I don't think I have anything to say today. The weather is lovely. Lovely enough to open my windows and to breathe the fresh air without feeling stifled. I continued my sock and completed the gusset. I slept poorly, my daughter having woken up at 2AM with a bad cough. But she is not sick and I got no migraine after the loss of sleep. I read a while, made chocolate chip muffins, did homework with my daughter, made Sunday dinner, cleaned, set the bread machine to make a bread overnight. I did neglect to feed my starter, Lord Souron, but I feel that overall I did enough.

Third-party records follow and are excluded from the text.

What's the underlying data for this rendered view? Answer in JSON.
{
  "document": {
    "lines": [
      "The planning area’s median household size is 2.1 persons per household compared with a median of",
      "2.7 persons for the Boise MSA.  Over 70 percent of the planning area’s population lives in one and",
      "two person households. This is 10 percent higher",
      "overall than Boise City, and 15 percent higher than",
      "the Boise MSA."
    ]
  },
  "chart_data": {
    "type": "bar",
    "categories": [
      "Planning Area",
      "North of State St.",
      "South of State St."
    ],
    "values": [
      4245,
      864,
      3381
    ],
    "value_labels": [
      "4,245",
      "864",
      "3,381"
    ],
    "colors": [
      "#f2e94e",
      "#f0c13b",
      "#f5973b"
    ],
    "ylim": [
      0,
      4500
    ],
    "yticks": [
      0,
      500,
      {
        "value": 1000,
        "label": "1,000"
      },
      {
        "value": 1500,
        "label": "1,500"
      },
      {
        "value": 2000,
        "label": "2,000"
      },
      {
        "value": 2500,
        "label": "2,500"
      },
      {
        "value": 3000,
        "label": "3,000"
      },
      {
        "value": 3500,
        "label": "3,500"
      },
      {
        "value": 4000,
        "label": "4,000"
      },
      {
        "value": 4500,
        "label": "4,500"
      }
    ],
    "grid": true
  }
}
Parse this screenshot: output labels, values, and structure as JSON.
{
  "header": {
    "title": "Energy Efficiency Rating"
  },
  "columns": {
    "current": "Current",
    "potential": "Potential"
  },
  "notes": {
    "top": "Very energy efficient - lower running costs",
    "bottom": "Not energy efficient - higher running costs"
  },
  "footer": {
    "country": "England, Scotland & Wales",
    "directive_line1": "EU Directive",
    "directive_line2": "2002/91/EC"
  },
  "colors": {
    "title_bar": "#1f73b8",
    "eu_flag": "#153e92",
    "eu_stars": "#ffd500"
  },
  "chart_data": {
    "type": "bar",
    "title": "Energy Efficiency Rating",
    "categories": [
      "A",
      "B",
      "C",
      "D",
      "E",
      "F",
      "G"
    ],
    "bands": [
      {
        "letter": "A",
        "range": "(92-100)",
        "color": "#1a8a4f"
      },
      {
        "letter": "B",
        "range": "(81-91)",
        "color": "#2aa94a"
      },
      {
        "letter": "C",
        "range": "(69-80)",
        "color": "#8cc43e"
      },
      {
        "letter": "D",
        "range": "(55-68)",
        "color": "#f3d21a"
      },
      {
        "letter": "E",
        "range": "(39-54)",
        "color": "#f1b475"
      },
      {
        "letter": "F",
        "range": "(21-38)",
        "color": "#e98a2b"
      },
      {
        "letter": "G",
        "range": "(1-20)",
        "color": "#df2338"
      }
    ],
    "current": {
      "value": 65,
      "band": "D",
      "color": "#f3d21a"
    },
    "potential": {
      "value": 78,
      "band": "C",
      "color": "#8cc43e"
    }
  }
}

But I promised myself to use my space whenever I needed it, whether I had something important to say or not. And today I feel sharp. There is, in my eyes a burning. My tears cen't seem to blink the non-existent sand away. And my chest feels very tight. As if a bubble of air were expanding where my heart is. And my throat feels like it is closed up and my head aches. I don't know which is worse, the fear that I am not safe, or the realization that I am safe but that I won't be for long. Because I am often so slow, and so wrong in my perceptions that I do not know if I ache for today, or yesterday, or the week before. But I'm being vague and all over the place, aren't I? It doesn't matter because these words are my sanctuary from loneliness and where I refuse to fear my humanity... at least not here. I have nothing to say today. Except that everything feels so damn sharp.

Maybe this was what it felt like to be human and normal, if such a thing as “normal" existed, even among humans. Was this a life she would have wanted? So impossible to judge. The world was a series of fenced-off fields, each patch of grass categorically greener than its neighbors.